Coppa Davis 2021, la Serbia passa ai quarti con il brivido dopo la vittoria della Russia contro la Spagna (eliminata)

Andrey Rublev Andrey Rublev - Foto Ray Giubilo

Si è conclusa l’ultima giornata della fase a gironi della Coppa Davis 2021. Una giornata ricca di emozioni e con il grande brivido per la Serbia di Novak Djokovic, il cui destino è dipeso tutto dal risultato della sfida tra Spagna e Russia. Il doppio in cui si sono sfidati Granollers/Lopez e Karatsev/Rublev è stato l’ultimo match di giornata. La coppia spagnola si aggiudica il primo set, ma nel secondo salgono in cattedra i russi, che costringono gli avversari a dover difendere le prime palle break subite nel loro torneo, perdendo poi nettamente il set. Decisamente più equilibrato il terzo set, tanto che fino al 5-4 per i russi non si sono viste palle break. Ma Rublev e Karatsev hanno piazzato l’attacco decisivo proprio nel decimo game, rubando il servizio agli avversari: 4-6 6-2 6-4 il risultato finale che vale il 2-1 per la Russia, che si è quindi qualificata come prima del girone A e andrà a sfidare la Svezia. La Serbia se la dovrà vedere, invece, con il Kazakistan. Eliminata la Spagna.

In precedenza, sempre a Madrid, Feliciano Lopez (numero 106 del mondo) a 40 anni aveva trovato una clamorosa vittoria in rimonta contro il russo Andrey Rublev (numero 5 del mondo), di ben sedici anni più giovane. Un successo memorabile per il nativo di Toledo, che prevale per 2-6 6-3 6-4 dopo 1h e 45 minuti di gioco e regala il primo punto alla Spagna nella sfida contro la Russia, la grandissima favorita per la vittoria finale alla vigilia del torneo.

Nel secondo incontro di singolo, Daniil Medvedev rispetta il pronostico e batte Pablo Carreno Busta, prolungando la sfida al doppio. Il numero 2 del mondo vince in due set ma deve faticare nel secondo set, dove subisce la rimonta dell’iberico: l’incontro si risolve al tiebreak, con il risultato finale che recita 6-2 7-6(3).

Nel pomeriggio, l’Austria ad Innsbruck aveva conquistato a sorpresa il primo punto in palio contro la Germania. La firma è quella di Jurij Rodionov (numero 139 del mondo), che ha sconfitto con uno sbalorditivo 6-1 7-5 dopo 1h e 27 minuti il ben più quotato Dominik Koepfer (numero 54 del mondo). La reazione avversaria è nel braccio di Jan Lennard Struff (numero 51 del mondo).

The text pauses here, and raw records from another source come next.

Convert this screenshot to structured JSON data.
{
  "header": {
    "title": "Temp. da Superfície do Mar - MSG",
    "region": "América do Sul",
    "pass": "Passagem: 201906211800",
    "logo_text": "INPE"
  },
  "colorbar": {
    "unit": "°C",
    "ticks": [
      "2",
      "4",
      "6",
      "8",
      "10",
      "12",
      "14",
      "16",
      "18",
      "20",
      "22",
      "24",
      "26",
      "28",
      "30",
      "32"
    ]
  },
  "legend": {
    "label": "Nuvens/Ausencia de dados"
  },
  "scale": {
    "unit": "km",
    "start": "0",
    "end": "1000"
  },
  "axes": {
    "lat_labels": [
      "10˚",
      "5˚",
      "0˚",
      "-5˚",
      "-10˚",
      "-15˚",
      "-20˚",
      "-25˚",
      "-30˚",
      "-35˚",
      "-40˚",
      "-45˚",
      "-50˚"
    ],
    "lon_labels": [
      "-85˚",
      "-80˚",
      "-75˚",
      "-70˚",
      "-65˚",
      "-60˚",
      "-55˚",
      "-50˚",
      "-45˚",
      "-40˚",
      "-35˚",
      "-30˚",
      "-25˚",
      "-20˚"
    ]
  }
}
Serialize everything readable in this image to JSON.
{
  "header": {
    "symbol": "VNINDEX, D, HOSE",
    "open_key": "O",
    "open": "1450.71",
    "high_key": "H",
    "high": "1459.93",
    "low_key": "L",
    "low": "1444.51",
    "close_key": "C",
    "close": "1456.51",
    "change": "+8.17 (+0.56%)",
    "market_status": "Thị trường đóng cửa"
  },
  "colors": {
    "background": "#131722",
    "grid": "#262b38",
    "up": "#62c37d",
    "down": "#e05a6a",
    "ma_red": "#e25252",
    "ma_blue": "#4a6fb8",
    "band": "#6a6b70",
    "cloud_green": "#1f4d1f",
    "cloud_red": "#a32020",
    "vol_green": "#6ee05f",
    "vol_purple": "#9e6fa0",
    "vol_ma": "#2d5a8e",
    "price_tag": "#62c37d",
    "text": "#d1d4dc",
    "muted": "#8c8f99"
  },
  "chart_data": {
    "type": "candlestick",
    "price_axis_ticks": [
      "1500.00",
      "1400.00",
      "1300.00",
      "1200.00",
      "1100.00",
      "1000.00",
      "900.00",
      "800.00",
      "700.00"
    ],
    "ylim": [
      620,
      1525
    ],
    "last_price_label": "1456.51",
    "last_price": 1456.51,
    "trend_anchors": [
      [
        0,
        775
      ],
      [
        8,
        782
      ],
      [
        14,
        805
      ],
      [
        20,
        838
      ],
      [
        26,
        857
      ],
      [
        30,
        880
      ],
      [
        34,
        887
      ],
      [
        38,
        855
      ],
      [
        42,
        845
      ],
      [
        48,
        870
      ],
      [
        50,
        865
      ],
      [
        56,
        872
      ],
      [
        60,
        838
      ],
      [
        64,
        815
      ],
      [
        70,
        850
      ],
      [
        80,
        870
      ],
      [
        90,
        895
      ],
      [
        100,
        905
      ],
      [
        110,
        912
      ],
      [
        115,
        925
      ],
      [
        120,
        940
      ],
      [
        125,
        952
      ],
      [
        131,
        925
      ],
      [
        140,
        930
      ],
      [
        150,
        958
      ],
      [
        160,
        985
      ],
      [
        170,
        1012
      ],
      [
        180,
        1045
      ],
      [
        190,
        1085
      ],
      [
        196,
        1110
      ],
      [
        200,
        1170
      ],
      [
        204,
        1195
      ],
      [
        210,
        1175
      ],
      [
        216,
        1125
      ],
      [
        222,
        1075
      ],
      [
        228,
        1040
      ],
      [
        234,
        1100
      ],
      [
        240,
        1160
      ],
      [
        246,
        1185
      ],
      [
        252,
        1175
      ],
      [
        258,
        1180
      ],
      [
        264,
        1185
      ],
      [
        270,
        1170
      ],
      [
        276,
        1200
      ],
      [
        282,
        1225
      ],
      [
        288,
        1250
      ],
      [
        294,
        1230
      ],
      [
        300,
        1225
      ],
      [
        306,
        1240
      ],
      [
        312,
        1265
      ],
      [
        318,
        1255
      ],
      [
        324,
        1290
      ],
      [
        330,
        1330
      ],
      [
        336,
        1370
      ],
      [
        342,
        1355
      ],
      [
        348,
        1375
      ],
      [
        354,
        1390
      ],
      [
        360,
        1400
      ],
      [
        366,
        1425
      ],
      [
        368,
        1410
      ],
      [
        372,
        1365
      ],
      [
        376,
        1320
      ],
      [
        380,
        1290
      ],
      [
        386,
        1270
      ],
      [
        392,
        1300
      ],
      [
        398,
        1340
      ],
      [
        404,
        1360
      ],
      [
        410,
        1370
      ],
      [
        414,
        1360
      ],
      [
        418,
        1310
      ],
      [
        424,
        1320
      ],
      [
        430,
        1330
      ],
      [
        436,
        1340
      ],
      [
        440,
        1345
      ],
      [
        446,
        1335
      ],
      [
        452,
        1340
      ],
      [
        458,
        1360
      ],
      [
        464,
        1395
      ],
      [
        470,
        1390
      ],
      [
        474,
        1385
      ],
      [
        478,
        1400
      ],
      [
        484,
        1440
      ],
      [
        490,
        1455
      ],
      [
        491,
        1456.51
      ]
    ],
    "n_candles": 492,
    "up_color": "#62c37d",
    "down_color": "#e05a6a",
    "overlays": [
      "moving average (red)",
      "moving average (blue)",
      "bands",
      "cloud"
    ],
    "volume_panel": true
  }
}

Quest’ultimo rischia di complicarsi la vita nel primo set ma alla fine riesce a chiuderla in due parziali contro Dennis Novak (numero 118 del mondo), battuto per 7-5 6-4 dopo 1h e 14 minuti. A decidere l’incontro è quindi il doppio tra Krawietz/Puetz e Marach/Oswald: troppo superiore la coppia tedesca, che si impone per 6-3 6-4 in meno di un’ora e mezza, non concedendo palle break agli avversari. Con questa vittoria, la Nazionale teutonica vince il girone F e passa ai quarti di finale. Pessima notizia per la Serbia di Novak Djokovic, che a questo punto poteva solo sperare di essere ripescata come migliore seconda, cosa che per sua fortuna è avvenuta. Avversario della Germania ai quarti sarà invece la Gran Bretagna.

Si gioca anche nel gruppo dell’Italia, già ampiamente qualificata ai quarti di finale. Nella sfida tra Stati Uniti e Colombia a conquistare il primo punto è l’americano Frances Tiafoe (numero 38 del mondo), che vince per 4-6 6-3 7-6 (7) un’incredibile battaglia contro Nicolàs Mejìa. Nel secondo incontro di singolo, la Colombia pareggia i conti con il suo esponente di punta, Daniel Elahi Galàn, che ha la meglio in un intenso incontro durato più di due ore contro lo statunitense John Isner, già sconfitto all’esordio da Sinner: 6-3 3-6 7-6(5) il risultato a favore di Galàn. Nella partita decisiva di doppio, la coppia statunitense Opelka/Sock si è ritirata a inizio primo set sul punteggio di 0-3 in favore di Cabal/Farah. A vincere è quindi la Colombia per 2-1.